Friday, February 21, $75 in advance only, 7:00 - 10:00
New York City Beer Week runs February 21 - March 2
It is highly unlikely that Plato ever said, “He was a wise man who invented beer,” no matter what the internet says, but that doesn’t mean he shouldn’t have, because indeed, it was a very wise man who invented beer. The sixth annual New York City Beer Week, a celebration of all things suds (but not Plato), gets under way February 21 with an opening-night party in Grand Central’s historic Vanderbilt Hall. A $75 ticket, which must be purchased in advance, gets you a tasting glass and access to potent potables from more than three dozen breweries, including 508 Gastrobrewery, Brooklyn Brewery, Chelsea Brewing, City Island, Eataly Birreria, Gun Hill Brewing, Harlem Brewing, Sixpoint, Allagash, Dogfish, Finback, Ommegang, Shelton Brothers, Shmaltz, Smuttynose, and Wandering Star, along with snacks from Parmacotto, Murray’s Cheese, GUS, and Whole Foods and live entertainment from Music Under New York. Among the more than eighty restaurants hosting Beer Week specials between February 21 and March 2 are Atlantic Chip Shop, Barcade, Dinosaur BBQ, the Gate, the Kent Ale House, Spuyten Duyvil, Superfine, and Waterfront Ale House in Brooklyn, Amsterdam Ale House, Barcade, Blue Ribbon Bakery Kitchen, Blue Smoke Flatiron, Gramercy Tavern, Hospoda, Luke’s Lobster, Shorty’s, Swift Hibernian Lounge, Jimmy’s No. 43, and Waterfront Ale House in Manhattan, Austin’s Ale House, Alewife NYC, the Courtyard Ale House, Forest Hills Station House, Oliver’s Astoria, Rocky McBride’s, and Woodbines in Queens, and Bronx Alehouse and the Bronx Beer Hall in the Bronx.

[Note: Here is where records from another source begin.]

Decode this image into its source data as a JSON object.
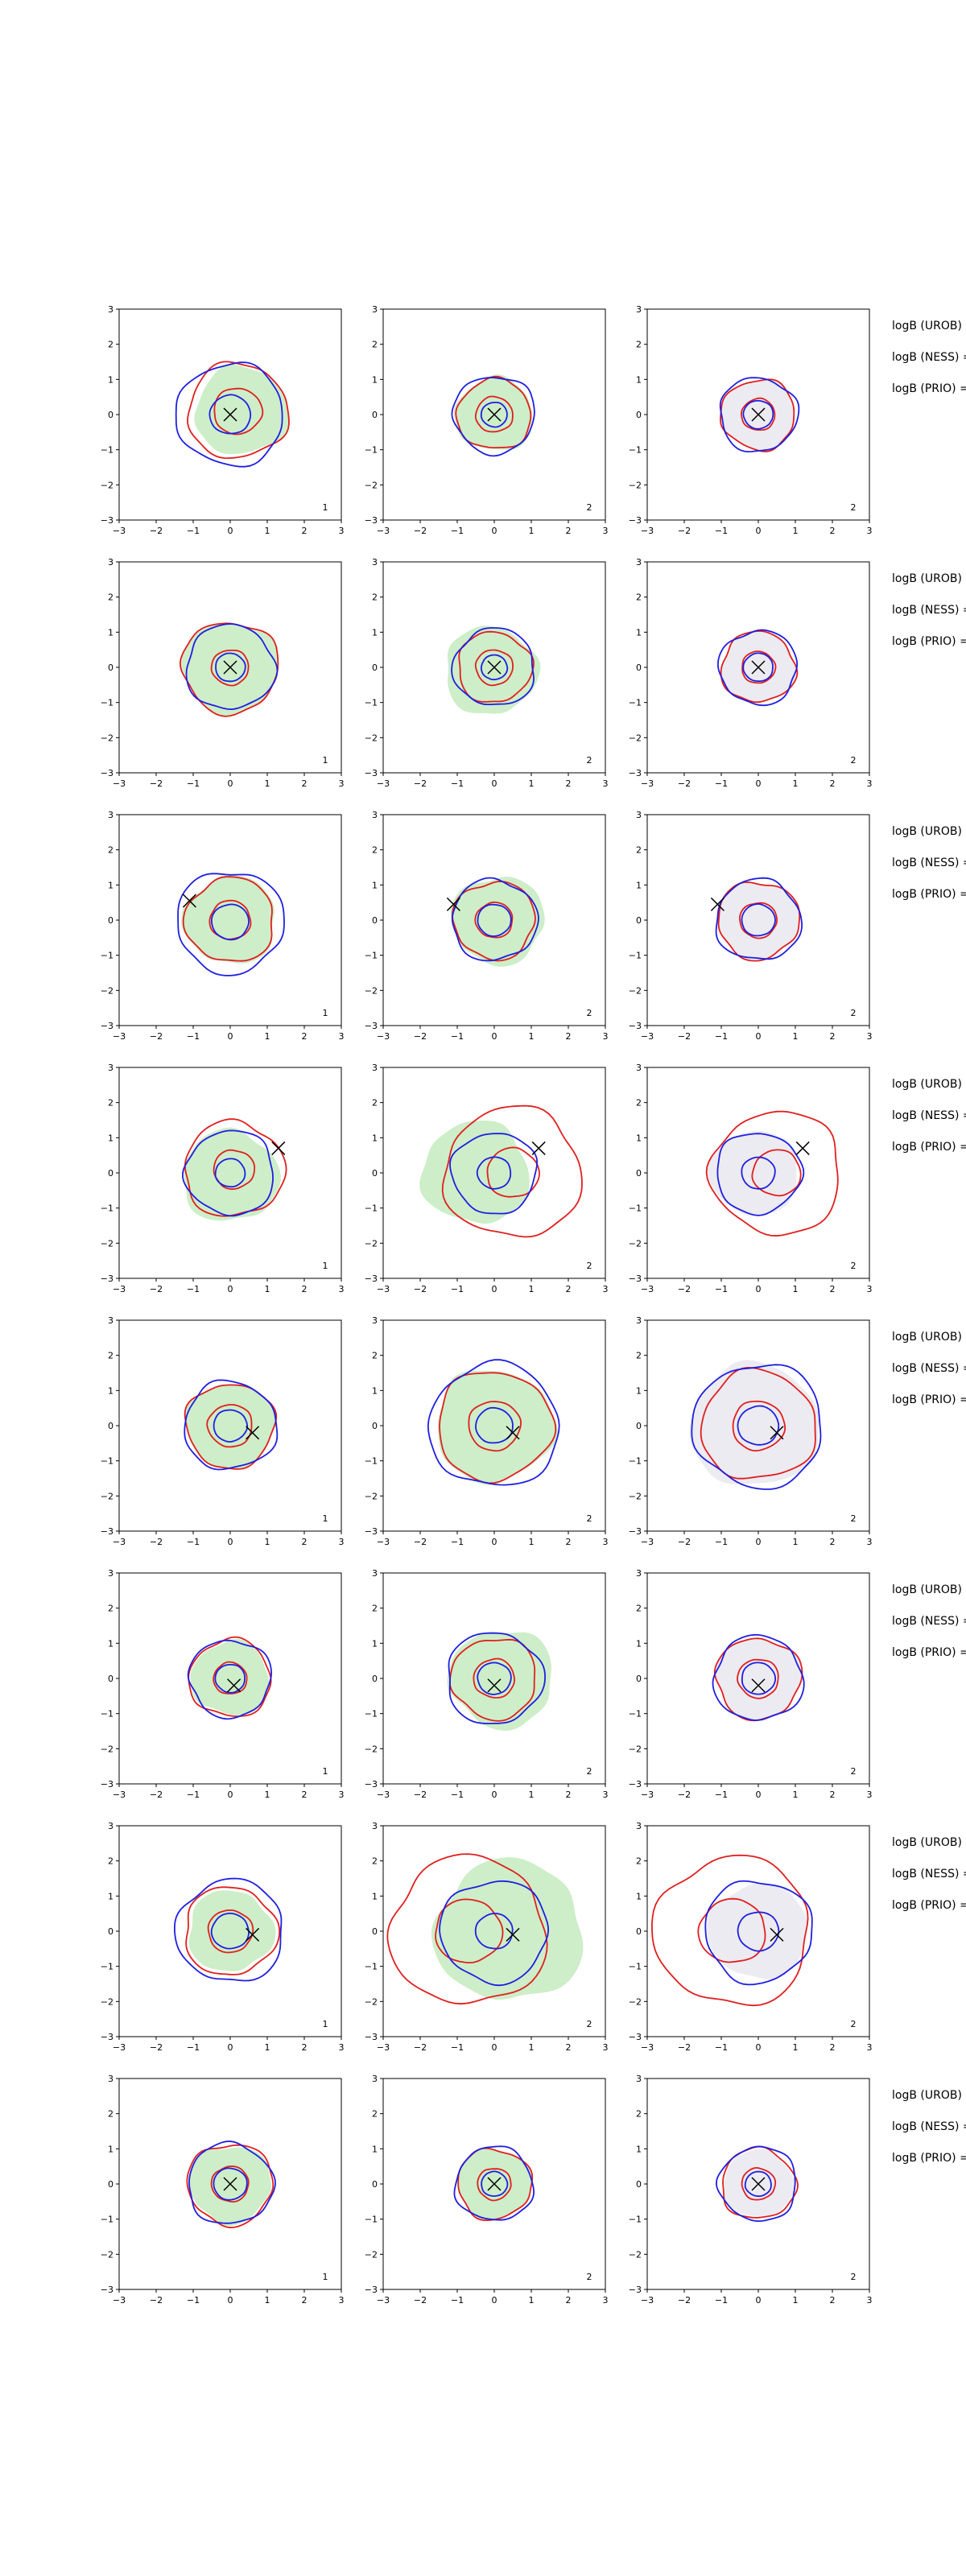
{
  "figure": {
    "rows": 8,
    "cols": 3,
    "axis_range": [
      -3,
      3
    ],
    "ticks": [
      -3,
      -2,
      -1,
      0,
      1,
      2,
      3
    ],
    "tick_labels": [
      "−3",
      "−2",
      "−1",
      "0",
      "1",
      "2",
      "3"
    ],
    "panel_labels": [
      "1",
      "2",
      "2"
    ],
    "legend_lines": [
      "logB (UROB) =",
      "logB (NESS) =",
      "logB (PRIO) ="
    ],
    "colors": {
      "green_fill": "#cdeec8",
      "grey_fill": "#ecebf1",
      "blue": "#1f1fe0",
      "red": "#e01f1f",
      "marker": "#000000"
    }
  },
  "chart_data": [
    {
      "type": "scatter",
      "row": 1,
      "col": 1,
      "marker": [
        0.0,
        0.0
      ],
      "green_fill": {
        "c": [
          0.3,
          0.1
        ],
        "r": 1.25
      },
      "blue": {
        "c": [
          0.0,
          0.0
        ],
        "rs": [
          0.55,
          1.45
        ]
      },
      "red": {
        "c": [
          0.2,
          0.1
        ],
        "rs": [
          0.65,
          1.35
        ]
      },
      "label": "1",
      "xlim": [
        -3,
        3
      ],
      "ylim": [
        -3,
        3
      ]
    },
    {
      "type": "scatter",
      "row": 1,
      "col": 2,
      "marker": [
        0.0,
        0.0
      ],
      "green_fill": {
        "c": [
          0.0,
          0.0
        ],
        "r": 1.05
      },
      "blue": {
        "c": [
          0.0,
          0.0
        ],
        "rs": [
          0.35,
          1.1
        ]
      },
      "red": {
        "c": [
          0.0,
          0.0
        ],
        "rs": [
          0.5,
          1.0
        ]
      },
      "label": "2",
      "xlim": [
        -3,
        3
      ],
      "ylim": [
        -3,
        3
      ]
    },
    {
      "type": "scatter",
      "row": 1,
      "col": 3,
      "marker": [
        0.0,
        0.0
      ],
      "grey_fill": {
        "c": [
          0.0,
          0.0
        ],
        "r": 1.0
      },
      "blue": {
        "c": [
          0.0,
          0.0
        ],
        "rs": [
          0.4,
          1.05
        ]
      },
      "red": {
        "c": [
          0.0,
          0.0
        ],
        "rs": [
          0.45,
          1.0
        ]
      },
      "label": "2",
      "xlim": [
        -3,
        3
      ],
      "ylim": [
        -3,
        3
      ]
    },
    {
      "type": "scatter",
      "row": 2,
      "col": 1,
      "marker": [
        0.0,
        0.0
      ],
      "green_fill": {
        "c": [
          0.0,
          0.0
        ],
        "r": 1.3
      },
      "blue": {
        "c": [
          0.0,
          0.0
        ],
        "rs": [
          0.4,
          1.2
        ]
      },
      "red": {
        "c": [
          0.0,
          0.0
        ],
        "rs": [
          0.5,
          1.3
        ]
      },
      "label": "1",
      "xlim": [
        -3,
        3
      ],
      "ylim": [
        -3,
        3
      ]
    },
    {
      "type": "scatter",
      "row": 2,
      "col": 2,
      "marker": [
        0.0,
        0.0
      ],
      "green_fill": {
        "c": [
          -0.1,
          -0.1
        ],
        "r": 1.25
      },
      "blue": {
        "c": [
          0.0,
          0.0
        ],
        "rs": [
          0.35,
          1.1
        ]
      },
      "red": {
        "c": [
          0.0,
          0.0
        ],
        "rs": [
          0.5,
          1.0
        ]
      },
      "label": "2",
      "xlim": [
        -3,
        3
      ],
      "ylim": [
        -3,
        3
      ]
    },
    {
      "type": "scatter",
      "row": 2,
      "col": 3,
      "marker": [
        0.0,
        0.0
      ],
      "grey_fill": {
        "c": [
          0.0,
          0.0
        ],
        "r": 1.0
      },
      "blue": {
        "c": [
          0.0,
          0.0
        ],
        "rs": [
          0.4,
          1.05
        ]
      },
      "red": {
        "c": [
          0.0,
          0.0
        ],
        "rs": [
          0.45,
          1.0
        ]
      },
      "label": "2",
      "xlim": [
        -3,
        3
      ],
      "ylim": [
        -3,
        3
      ]
    },
    {
      "type": "scatter",
      "row": 3,
      "col": 1,
      "marker": [
        -1.1,
        0.55
      ],
      "green_fill": {
        "c": [
          0.0,
          0.0
        ],
        "r": 1.25
      },
      "blue": {
        "c": [
          0.0,
          -0.05
        ],
        "rs": [
          0.5,
          1.45
        ]
      },
      "red": {
        "c": [
          0.0,
          0.0
        ],
        "rs": [
          0.55,
          1.2
        ]
      },
      "label": "1",
      "xlim": [
        -3,
        3
      ],
      "ylim": [
        -3,
        3
      ]
    },
    {
      "type": "scatter",
      "row": 3,
      "col": 2,
      "marker": [
        -1.1,
        0.45
      ],
      "green_fill": {
        "c": [
          0.1,
          0.0
        ],
        "r": 1.25
      },
      "blue": {
        "c": [
          0.0,
          0.0
        ],
        "rs": [
          0.45,
          1.15
        ]
      },
      "red": {
        "c": [
          0.0,
          0.0
        ],
        "rs": [
          0.5,
          1.1
        ]
      },
      "label": "2",
      "xlim": [
        -3,
        3
      ],
      "ylim": [
        -3,
        3
      ]
    },
    {
      "type": "scatter",
      "row": 3,
      "col": 3,
      "marker": [
        -1.1,
        0.45
      ],
      "grey_fill": {
        "c": [
          0.0,
          0.0
        ],
        "r": 1.1
      },
      "blue": {
        "c": [
          0.0,
          0.0
        ],
        "rs": [
          0.45,
          1.15
        ]
      },
      "red": {
        "c": [
          0.0,
          0.0
        ],
        "rs": [
          0.5,
          1.1
        ]
      },
      "label": "2",
      "xlim": [
        -3,
        3
      ],
      "ylim": [
        -3,
        3
      ]
    },
    {
      "type": "scatter",
      "row": 4,
      "col": 1,
      "marker": [
        1.3,
        0.7
      ],
      "green_fill": {
        "c": [
          0.0,
          -0.1
        ],
        "r": 1.3
      },
      "blue": {
        "c": [
          0.0,
          0.0
        ],
        "rs": [
          0.4,
          1.2
        ]
      },
      "red": {
        "c": [
          0.1,
          0.1
        ],
        "rs": [
          0.55,
          1.35
        ]
      },
      "label": "1",
      "xlim": [
        -3,
        3
      ],
      "ylim": [
        -3,
        3
      ]
    },
    {
      "type": "scatter",
      "row": 4,
      "col": 2,
      "marker": [
        1.2,
        0.7
      ],
      "green_fill": {
        "c": [
          -0.5,
          0.0
        ],
        "r": 1.45
      },
      "blue": {
        "c": [
          0.0,
          0.0
        ],
        "rs": [
          0.45,
          1.15
        ]
      },
      "red": {
        "c": [
          0.5,
          0.0
        ],
        "rs": [
          0.7,
          1.85
        ]
      },
      "label": "2",
      "xlim": [
        -3,
        3
      ],
      "ylim": [
        -3,
        3
      ]
    },
    {
      "type": "scatter",
      "row": 4,
      "col": 3,
      "marker": [
        1.2,
        0.7
      ],
      "grey_fill": {
        "c": [
          -0.1,
          0.0
        ],
        "r": 1.2
      },
      "blue": {
        "c": [
          0.0,
          0.0
        ],
        "rs": [
          0.45,
          1.15
        ]
      },
      "red": {
        "c": [
          0.5,
          0.0
        ],
        "rs": [
          0.65,
          1.75
        ]
      },
      "label": "2",
      "xlim": [
        -3,
        3
      ],
      "ylim": [
        -3,
        3
      ]
    },
    {
      "type": "scatter",
      "row": 5,
      "col": 1,
      "marker": [
        0.6,
        -0.2
      ],
      "green_fill": {
        "c": [
          0.0,
          0.0
        ],
        "r": 1.2
      },
      "blue": {
        "c": [
          0.0,
          0.0
        ],
        "rs": [
          0.45,
          1.25
        ]
      },
      "red": {
        "c": [
          0.0,
          0.0
        ],
        "rs": [
          0.6,
          1.2
        ]
      },
      "label": "1",
      "xlim": [
        -3,
        3
      ],
      "ylim": [
        -3,
        3
      ]
    },
    {
      "type": "scatter",
      "row": 5,
      "col": 2,
      "marker": [
        0.5,
        -0.2
      ],
      "green_fill": {
        "c": [
          0.0,
          0.0
        ],
        "r": 1.6
      },
      "blue": {
        "c": [
          0.0,
          0.0
        ],
        "rs": [
          0.5,
          1.75
        ]
      },
      "red": {
        "c": [
          0.0,
          0.0
        ],
        "rs": [
          0.7,
          1.55
        ]
      },
      "label": "2",
      "xlim": [
        -3,
        3
      ],
      "ylim": [
        -3,
        3
      ]
    },
    {
      "type": "scatter",
      "row": 5,
      "col": 3,
      "marker": [
        0.5,
        -0.2
      ],
      "grey_fill": {
        "c": [
          -0.1,
          0.0
        ],
        "r": 1.75
      },
      "blue": {
        "c": [
          0.0,
          0.0
        ],
        "rs": [
          0.55,
          1.75
        ]
      },
      "red": {
        "c": [
          0.0,
          0.0
        ],
        "rs": [
          0.7,
          1.55
        ]
      },
      "label": "2",
      "xlim": [
        -3,
        3
      ],
      "ylim": [
        -3,
        3
      ]
    },
    {
      "type": "scatter",
      "row": 6,
      "col": 1,
      "marker": [
        0.1,
        -0.2
      ],
      "green_fill": {
        "c": [
          0.0,
          0.0
        ],
        "r": 1.05
      },
      "blue": {
        "c": [
          0.0,
          0.0
        ],
        "rs": [
          0.4,
          1.1
        ]
      },
      "red": {
        "c": [
          0.0,
          0.0
        ],
        "rs": [
          0.45,
          1.1
        ]
      },
      "label": "1",
      "xlim": [
        -3,
        3
      ],
      "ylim": [
        -3,
        3
      ]
    },
    {
      "type": "scatter",
      "row": 6,
      "col": 2,
      "marker": [
        0.0,
        -0.2
      ],
      "green_fill": {
        "c": [
          0.2,
          0.0
        ],
        "r": 1.4
      },
      "blue": {
        "c": [
          0.0,
          0.0
        ],
        "rs": [
          0.45,
          1.3
        ]
      },
      "red": {
        "c": [
          0.0,
          0.0
        ],
        "rs": [
          0.55,
          1.15
        ]
      },
      "label": "2",
      "xlim": [
        -3,
        3
      ],
      "ylim": [
        -3,
        3
      ]
    },
    {
      "type": "scatter",
      "row": 6,
      "col": 3,
      "marker": [
        0.0,
        -0.2
      ],
      "grey_fill": {
        "c": [
          0.0,
          0.0
        ],
        "r": 1.15
      },
      "blue": {
        "c": [
          0.0,
          0.0
        ],
        "rs": [
          0.45,
          1.2
        ]
      },
      "red": {
        "c": [
          0.0,
          0.0
        ],
        "rs": [
          0.55,
          1.15
        ]
      },
      "label": "2",
      "xlim": [
        -3,
        3
      ],
      "ylim": [
        -3,
        3
      ]
    },
    {
      "type": "scatter",
      "row": 7,
      "col": 1,
      "marker": [
        0.6,
        -0.1
      ],
      "green_fill": {
        "c": [
          0.0,
          0.0
        ],
        "r": 1.15
      },
      "blue": {
        "c": [
          0.0,
          0.0
        ],
        "rs": [
          0.5,
          1.45
        ]
      },
      "red": {
        "c": [
          0.0,
          0.0
        ],
        "rs": [
          0.6,
          1.25
        ]
      },
      "label": "1",
      "xlim": [
        -3,
        3
      ],
      "ylim": [
        -3,
        3
      ]
    },
    {
      "type": "scatter",
      "row": 7,
      "col": 2,
      "marker": [
        0.5,
        -0.1
      ],
      "green_fill": {
        "c": [
          0.4,
          0.0
        ],
        "r": 2.0
      },
      "blue": {
        "c": [
          0.0,
          0.0
        ],
        "rs": [
          0.5,
          1.45
        ]
      },
      "red": {
        "c": [
          -0.7,
          0.0
        ],
        "rs": [
          0.9,
          2.1
        ]
      },
      "label": "2",
      "xlim": [
        -3,
        3
      ],
      "ylim": [
        -3,
        3
      ]
    },
    {
      "type": "scatter",
      "row": 7,
      "col": 3,
      "marker": [
        0.5,
        -0.1
      ],
      "grey_fill": {
        "c": [
          0.0,
          0.0
        ],
        "r": 1.35
      },
      "blue": {
        "c": [
          0.0,
          0.0
        ],
        "rs": [
          0.55,
          1.45
        ]
      },
      "red": {
        "c": [
          -0.7,
          0.0
        ],
        "rs": [
          0.9,
          2.1
        ]
      },
      "label": "2",
      "xlim": [
        -3,
        3
      ],
      "ylim": [
        -3,
        3
      ]
    },
    {
      "type": "scatter",
      "row": 8,
      "col": 1,
      "marker": [
        0.0,
        0.0
      ],
      "green_fill": {
        "c": [
          0.0,
          0.0
        ],
        "r": 1.1
      },
      "blue": {
        "c": [
          0.0,
          0.0
        ],
        "rs": [
          0.45,
          1.15
        ]
      },
      "red": {
        "c": [
          0.0,
          0.0
        ],
        "rs": [
          0.5,
          1.15
        ]
      },
      "label": "1",
      "xlim": [
        -3,
        3
      ],
      "ylim": [
        -3,
        3
      ]
    },
    {
      "type": "scatter",
      "row": 8,
      "col": 2,
      "marker": [
        0.0,
        0.0
      ],
      "green_fill": {
        "c": [
          0.0,
          0.0
        ],
        "r": 1.0
      },
      "blue": {
        "c": [
          0.0,
          0.0
        ],
        "rs": [
          0.35,
          1.05
        ]
      },
      "red": {
        "c": [
          0.0,
          0.0
        ],
        "rs": [
          0.45,
          1.0
        ]
      },
      "label": "2",
      "xlim": [
        -3,
        3
      ],
      "ylim": [
        -3,
        3
      ]
    },
    {
      "type": "scatter",
      "row": 8,
      "col": 3,
      "marker": [
        0.0,
        0.0
      ],
      "grey_fill": {
        "c": [
          0.0,
          0.0
        ],
        "r": 0.95
      },
      "blue": {
        "c": [
          0.0,
          0.0
        ],
        "rs": [
          0.35,
          1.05
        ]
      },
      "red": {
        "c": [
          0.0,
          0.0
        ],
        "rs": [
          0.45,
          1.0
        ]
      },
      "label": "2",
      "xlim": [
        -3,
        3
      ],
      "ylim": [
        -3,
        3
      ]
    }
  ]
}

In addition, the NYC Craft Beer Festival takes place February 28 and March 1 with three sessions at the Lexington Armory ($55-$125, food extra) in which attendees can get unlimited two-ounce tastings of approximately 150 American craft beers. New York City Beer Week concludes March 2 with a beer brunch at Houston Hall. New York City Beer Week is organized by the New York City Brewers Guild, whose mission, which we heartily endorse, “is to advocate for and promote awareness of its local brewing members; to increase the visibility of local beers through programs, events, and consumer education; and to foster a healthy, ethical, and growth-focused craft beer industry throughout the city.” Plato might not have commented on the invention of beer way back when, but he did claim, “No human thing is of serious importance,” and we strongly disagree with that statement, starting with the invention of beer, of course, which could not be any more significant in the annals of history.
New York Botanical Garden
Dining Pavilion behind the Enid A. Haupt Conservatory
2900 Southern Blvd.
February 17-23, 10:00 am – 5:00 pm
All-Garden Pass: adults $20, children two to twelve $8
The New York Botanical Garden is taking advantage of the February school break by hosting a family-friendly culinary food festival February 17-23, part of its Edible Academy programming, which focuses on “the important connections between plants, gardening, nutrition, and the benefits of a healthful lifestyle.” The weeklong event, which takes place in the Dining Pavilion behind the Enid A. Haupt Conservatory, will offer cooking demonstrations, food tastings, tips and recipes from local chefs and garden staff, workshops, hands-on activities, and live entertainment. Parents and children can stop by the Tip-Top Pickle Shop, the Cheesemonger’s Shop, the Bakery, and Spice Adventures to learn about specific parts of the food-making process and can also create seed packets to grow their own basil. On February 21 to 23, Janice Buckner will put on a food-related puppet show, and on February 23 the Bronx Arts Ensemble Family Concert will present Hansel and Gretel, in which two kids nearly end up on the menu. In addition, the garden, which should be looking lovely with all the snow, has several exhibitions on view, including “Tropical Paradise,” “Close: The Photography of Allan Pollok-Morris,” and “Four Seasons,” as well as the self-guided Winter Walk in the Forest, Seasonal Conifer Explorations, a Winter Plant & Tree Tour, and more.